Ah, statistics, those noted chums of lies and damn lies. Today we have had Cricinfo's Awards, based in part on the first and last statements in the paragraph above, and the ICC's Reliance Mobile Best Ever Test Championship Ratings, calculated according to the others (and never mind the apparent contradictions).
They have dispatched the following information: Virender Sehwag and Dale Steyn gave the Test performances of the year, Shiv Chanderpaul was the Batsman of the Year, Sachin Tendulkar is the 26th best Test batsman of all-time, some 23 places below Ricky Ponting, and Shane Warne has been comprehensively outbowled by Derek Underwood and Tony Lock.
It seems trite to say that some things are quantifiable and others are not. Cricket is a comparatively measureable sport; that's one of its great pleasures. The accuity of the Cricinfo Awards and the patent absurdity of the Reliance Mobile Best Ever Test Ratings (almost too tempting a name, isn't it?) have made for an entertaining day.

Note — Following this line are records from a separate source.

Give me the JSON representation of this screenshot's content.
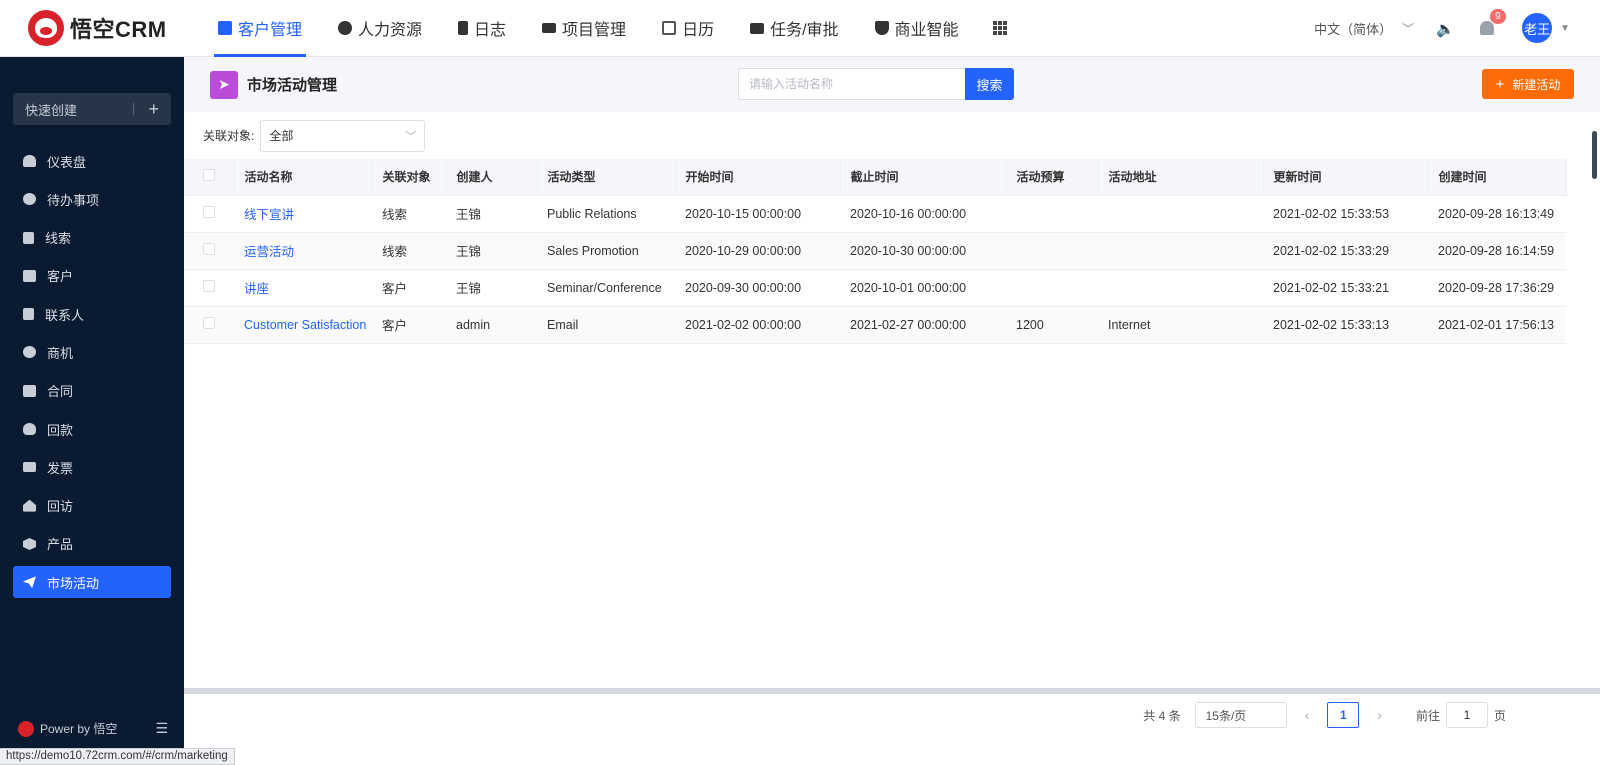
{
  "app": {
    "logo_text": "悟空CRM"
  },
  "nav": {
    "items": [
      {
        "label": "客户管理",
        "icon": "customer-icon",
        "active": true
      },
      {
        "label": "人力资源",
        "icon": "people-icon"
      },
      {
        "label": "日志",
        "icon": "log-icon"
      },
      {
        "label": "项目管理",
        "icon": "project-icon"
      },
      {
        "label": "日历",
        "icon": "calendar-icon"
      },
      {
        "label": "任务/审批",
        "icon": "briefcase-icon"
      },
      {
        "label": "商业智能",
        "icon": "shield-icon"
      }
    ],
    "language": "中文（简体）",
    "notification_count": "9",
    "user": "老王"
  },
  "sidebar": {
    "quick_create": "快速创建",
    "items": [
      {
        "label": "仪表盘",
        "icon": "dashboard-icon"
      },
      {
        "label": "待办事项",
        "icon": "chat-icon"
      },
      {
        "label": "线索",
        "icon": "lead-icon"
      },
      {
        "label": "客户",
        "icon": "customer-icon"
      },
      {
        "label": "联系人",
        "icon": "contact-icon"
      },
      {
        "label": "商机",
        "icon": "dollar-icon"
      },
      {
        "label": "合同",
        "icon": "contract-icon"
      },
      {
        "label": "回款",
        "icon": "money-bag-icon"
      },
      {
        "label": "发票",
        "icon": "invoice-icon"
      },
      {
        "label": "回访",
        "icon": "home-icon"
      },
      {
        "label": "产品",
        "icon": "box-icon"
      },
      {
        "label": "市场活动",
        "icon": "send-icon",
        "active": true
      }
    ],
    "footer": "Power by 悟空"
  },
  "page": {
    "title": "市场活动管理",
    "search_placeholder": "请输入活动名称",
    "search_button": "搜索",
    "new_button": "新建活动",
    "filter_label": "关联对象:",
    "filter_value": "全部"
  },
  "table": {
    "columns": [
      "活动名称",
      "关联对象",
      "创建人",
      "活动类型",
      "开始时间",
      "截止时间",
      "活动预算",
      "活动地址",
      "更新时间",
      "创建时间"
    ],
    "rows": [
      [
        "线下宣讲",
        "线索",
        "王锦",
        "Public Relations",
        "2020-10-15 00:00:00",
        "2020-10-16 00:00:00",
        "",
        "",
        "2021-02-02 15:33:53",
        "2020-09-28 16:13:49"
      ],
      [
        "运营活动",
        "线索",
        "王锦",
        "Sales Promotion",
        "2020-10-29 00:00:00",
        "2020-10-30 00:00:00",
        "",
        "",
        "2021-02-02 15:33:29",
        "2020-09-28 16:14:59"
      ],
      [
        "讲座",
        "客户",
        "王锦",
        "Seminar/Conference",
        "2020-09-30 00:00:00",
        "2020-10-01 00:00:00",
        "",
        "",
        "2021-02-02 15:33:21",
        "2020-09-28 17:36:29"
      ],
      [
        "Customer Satisfaction",
        "客户",
        "admin",
        "Email",
        "2021-02-02 00:00:00",
        "2021-02-27 00:00:00",
        "1200",
        "Internet",
        "2021-02-02 15:33:13",
        "2021-02-01 17:56:13"
      ]
    ]
  },
  "pager": {
    "total": "共 4 条",
    "page_size": "15条/页",
    "current_page": "1",
    "goto_label": "前往",
    "goto_value": "1",
    "goto_suffix": "页"
  },
  "statusbar": {
    "url": "https://demo10.72crm.com/#/crm/marketing"
  }
}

But they open a wider and more enduring point, and that's the role played by aesthetics and beauty. To draw a simple, football-based analogy, would David Beckham have lived the life of David Beckham if he had looked like Paul Scholes?
Life rewards beauty. And beauty distorts statistics. Who was the better batsman, David Gower or Matthew Hayden? The stats are conclusive, the emotions less so. Would you rather watch Mark Waugh or Steve? Gooch or Boycott, Lara or Border, and so on, forever. Today, stats have proven a blunt tool.